Another key difference between Autogen and LangGraph is that LangGraph is fully integrated into the LangChain ecosystem, meaning you take fully advantage of all the LangChain integrations and LangSmith observability.
CrewAI
Another key framework we want to highlight is CrewAI. CrewAI has emerged recently as a popular way to create multi-agent "teams". Compared to LangGraph, CrewAI is a higher-level framework. In fact, we are actively working with the CrewAI team to integration LangGraph into CrewAI! We think CrewAI has arrived at an awesome higher level DevEx and we want to support that.

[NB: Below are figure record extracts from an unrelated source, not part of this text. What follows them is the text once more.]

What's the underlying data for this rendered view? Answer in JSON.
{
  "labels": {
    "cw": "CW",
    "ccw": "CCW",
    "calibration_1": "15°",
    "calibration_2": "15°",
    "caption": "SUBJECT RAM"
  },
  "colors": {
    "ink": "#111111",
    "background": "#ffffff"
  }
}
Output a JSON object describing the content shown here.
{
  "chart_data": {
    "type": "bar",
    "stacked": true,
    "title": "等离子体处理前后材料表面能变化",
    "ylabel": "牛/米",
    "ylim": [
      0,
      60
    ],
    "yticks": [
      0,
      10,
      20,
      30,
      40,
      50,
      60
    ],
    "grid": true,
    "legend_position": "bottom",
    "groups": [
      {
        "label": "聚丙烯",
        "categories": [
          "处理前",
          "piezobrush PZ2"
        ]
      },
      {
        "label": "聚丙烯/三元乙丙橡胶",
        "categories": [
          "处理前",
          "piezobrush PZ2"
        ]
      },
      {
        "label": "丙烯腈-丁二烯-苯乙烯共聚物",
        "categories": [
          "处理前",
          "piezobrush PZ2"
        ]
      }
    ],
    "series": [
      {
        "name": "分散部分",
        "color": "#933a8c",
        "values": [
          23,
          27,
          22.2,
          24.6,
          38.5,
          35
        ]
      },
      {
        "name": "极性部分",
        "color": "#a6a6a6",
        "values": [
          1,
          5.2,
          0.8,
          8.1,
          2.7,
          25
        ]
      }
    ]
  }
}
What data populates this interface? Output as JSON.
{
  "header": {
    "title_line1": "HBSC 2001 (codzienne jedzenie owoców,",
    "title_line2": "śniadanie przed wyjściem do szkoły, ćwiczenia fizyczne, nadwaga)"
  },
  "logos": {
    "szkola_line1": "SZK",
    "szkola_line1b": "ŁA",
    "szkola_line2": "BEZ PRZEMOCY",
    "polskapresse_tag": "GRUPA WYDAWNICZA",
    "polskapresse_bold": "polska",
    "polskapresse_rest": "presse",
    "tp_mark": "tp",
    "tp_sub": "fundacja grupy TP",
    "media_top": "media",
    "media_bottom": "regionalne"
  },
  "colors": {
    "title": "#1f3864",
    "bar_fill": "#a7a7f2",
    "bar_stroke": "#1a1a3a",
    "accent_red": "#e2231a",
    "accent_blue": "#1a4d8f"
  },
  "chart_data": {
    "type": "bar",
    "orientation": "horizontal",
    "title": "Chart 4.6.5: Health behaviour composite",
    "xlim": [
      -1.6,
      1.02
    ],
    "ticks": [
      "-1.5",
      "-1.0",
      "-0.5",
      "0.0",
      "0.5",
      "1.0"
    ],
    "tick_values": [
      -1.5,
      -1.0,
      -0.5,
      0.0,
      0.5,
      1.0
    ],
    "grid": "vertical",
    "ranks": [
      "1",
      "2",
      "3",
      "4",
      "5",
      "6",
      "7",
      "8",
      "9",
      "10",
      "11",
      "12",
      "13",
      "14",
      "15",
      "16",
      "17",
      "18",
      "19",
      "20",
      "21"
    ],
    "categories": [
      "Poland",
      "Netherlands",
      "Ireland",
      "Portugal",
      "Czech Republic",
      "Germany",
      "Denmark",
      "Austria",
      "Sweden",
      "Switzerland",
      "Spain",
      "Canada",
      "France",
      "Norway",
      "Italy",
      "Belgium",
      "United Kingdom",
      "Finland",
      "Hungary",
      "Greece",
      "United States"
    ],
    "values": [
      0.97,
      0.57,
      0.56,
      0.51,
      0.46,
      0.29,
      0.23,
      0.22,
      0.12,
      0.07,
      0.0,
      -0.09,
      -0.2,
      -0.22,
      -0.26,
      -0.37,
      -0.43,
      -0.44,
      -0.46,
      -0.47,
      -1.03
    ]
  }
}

CrewAI Unleashed: Future of AI Agent Teams
https://blog.langchain.dev/crewai-unleashed-future-of-ai-agent-teams/
CrewAI represents a shift in AI agents by offering a thin framework that leverages collaboration and roleplaying, based on versatility and efficiency. It stands as a tool for engineers and creatives alike, enabling the seamless assembly of AI agents into cohesive, high-performing teams.
Whether it's transforming a single thought into a fully-fledged landing page or conducting complex idea analysis, CrewAI is adept at handling a diverse range of tasks through its processes.
The real-world applications of CrewAI, from boosting social media presence to building interactive landing pages, underscore its practicality and adaptability. Looking forward, CrewAI is set to evolve further, introducing more intricate processes and continuing to redefine the landscape of AI teamwork. With its user-friendly integration and customization options, CrewAI is not just a concept but a tangible, powerful tool to harness the power of AI Agents.